American Alpine Jounrna and Accidents in North American Climbing

Mike Strassman, 1960-2007

  • In Memoriam
  • Climb Year:
  • Publication Year: 2008

Mike Strassman 1960–2007

Mike Strassman, prolific first ascentionist, writer, and video maker was found dead at home in Lone Pine on July 1. He was 47 years old. Mike was best known for directing the 1988 video Moving Over Stone. But as his friends and climbing partners began comparing notes after his death, we realized that no one could count all the new routes Mike had done, because they are scattered across so much of the West. From Cochise Stronghold to the Idaho panhandle, and out obscure dirt roads in Nevada.

But mostly up and down the Eastern Sierra. I’m thinking 200, but at this point that’s just a wild guess.

Mike had first ascents on every one of the Mt. Whitney Needles, just for starters, a project that lasted decades and facetiously spawned the “East Face Club.” He counted nine Needles marching southward from Whitney, gave some of them trademark goofy names and eventually put FAs on each. The climbs themselves are often outstanding and serious. Like the proud Aiguille Junior (10a), and “the finest route I have done in the Whitney Region,” the South Face of Aiguille Extra. Like a solo FA on Keeler Needle that took eight days. On the face of Mt. Whitney itself, seven attempts finally led to a runout 5.11 crux. Name? “If at First...”

Strassman’s Greatest Hits in Arizona would have to include Ides of Middlemarch (5.9+) and Magnas Coloradas (5.11a) at Cochise Stronghold, and discovering the Wall of the Trundling Trolls on Mt.
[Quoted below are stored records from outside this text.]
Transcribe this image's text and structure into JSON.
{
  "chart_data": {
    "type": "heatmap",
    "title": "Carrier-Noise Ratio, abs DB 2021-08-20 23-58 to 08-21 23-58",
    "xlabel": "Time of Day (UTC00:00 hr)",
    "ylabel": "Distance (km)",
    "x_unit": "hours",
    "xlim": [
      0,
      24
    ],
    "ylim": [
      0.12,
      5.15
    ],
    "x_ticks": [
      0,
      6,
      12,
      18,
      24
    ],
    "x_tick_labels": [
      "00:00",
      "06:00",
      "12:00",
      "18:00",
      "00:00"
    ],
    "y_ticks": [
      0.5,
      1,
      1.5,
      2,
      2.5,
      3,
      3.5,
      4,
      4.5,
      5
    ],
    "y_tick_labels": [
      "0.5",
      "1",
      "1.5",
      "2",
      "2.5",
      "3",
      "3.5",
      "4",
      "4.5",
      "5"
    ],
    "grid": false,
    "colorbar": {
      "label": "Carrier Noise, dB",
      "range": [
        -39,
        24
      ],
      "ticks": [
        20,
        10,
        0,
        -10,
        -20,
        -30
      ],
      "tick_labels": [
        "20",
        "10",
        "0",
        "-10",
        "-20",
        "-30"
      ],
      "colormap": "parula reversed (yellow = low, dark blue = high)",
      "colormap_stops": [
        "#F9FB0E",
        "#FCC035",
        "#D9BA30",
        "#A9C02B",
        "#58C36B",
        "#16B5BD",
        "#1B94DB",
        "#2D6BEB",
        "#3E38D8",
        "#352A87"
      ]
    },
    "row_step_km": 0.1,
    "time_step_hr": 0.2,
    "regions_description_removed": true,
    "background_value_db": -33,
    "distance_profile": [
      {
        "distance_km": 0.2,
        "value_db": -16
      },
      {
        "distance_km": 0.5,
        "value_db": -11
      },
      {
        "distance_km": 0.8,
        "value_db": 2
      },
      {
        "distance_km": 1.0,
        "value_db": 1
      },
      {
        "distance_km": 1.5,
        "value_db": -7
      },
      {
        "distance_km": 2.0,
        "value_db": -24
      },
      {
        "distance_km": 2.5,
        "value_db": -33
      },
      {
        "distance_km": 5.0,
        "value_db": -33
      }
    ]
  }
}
Lemmon. In the Sierra, there’s Malletosis (10b) in Tuolumne and well as Switch Hitter (10d) and He She (10b) in Rock Creek. Mike was a pioneer in the Owens River Gorge—try Nucko, Pride of the North (11b) and Steel Monkey (12c). And in the Alabama Hills you could choose from Strassman routes literally “too numerous to mention.”

When I met Mike in 1986 he was fresh out of UCLA film school and quickly inspired me with the dream of a video that became Moving Over Stone. We had no idea what we were getting into. Mike had produced nothing bigger than a five-minute student video, and I had never worked in the medium. Over the next year, with support from Patagonia and Austin Hearst, we filmed from Yosemite to Smith Rock, from Indian Creek to the Needles, with rock stars like John Bachar, Lynn Hill, Dale Bard, and Peter Croft. In between, our crew of three was often crammed among camera cases and tripods in my tiny VW Sirocco for long night drives crisscrossing the West. Leasing a shoulder-top TV camera, we quickly discovered that its old-school tube technology was delicate. Not built for dangling shots hundreds of feet up. One time it quit on us in Indian Creek, which led to the novel scene of Mike in a desert phone booth with a technician on the line trying desperately to repair it with a Swiss Army Knife. Half-shot sequences were adroitly salvaged by fine editing on Mike’s part. Moving Over Stone was the second-ever climbing video to hit the market. It went on to become the best selling “rock video” of all time.

Mike formed Range of Light Productions, which became well-known for snowboard and mountain bike videos, like Kamikaze, featuring deadly speed wobbles careening down Mammoth Mountain. Mike also wrote The Basic Essentials of Rock Climbing, Climbing Big Walls, and the first-ever guidebook to the Alabama Hills.

The sardonic way Mike treated his own life could become abrasive, even erupting into flame wars. But then he would turn generous and surprisingly civic-minded. Like the weekendin the Alabama Hills when he organized rock stars to teach disadvantaged kids to climb, then everyone built trails alongside the BLM ranger. And as Kevin Kleinfelter pointed out, “He was also a legendary entertainer. A Strassman party was not something to miss. Anyone who’s attended one of these events will know what I mean.”

Mike had been battling for years with crystal meth. Last spring he wrote a song about it, “Sorry Ass Tweaker.” which Peter Mayfield used to introduce a video warning to teenagers www.chromadynamics.com/lifeormeth.html. It’s powerful. And poignant.

Mike, I have a bottle of your ashes right here. Next spring I’m taking you with me up Birch Mountain again. We always talked about climbing that long, Dark Star–like buttress together. Our project deteriorated into wrangling over naming it after your dead friend or mine. Now it’s gonna be you.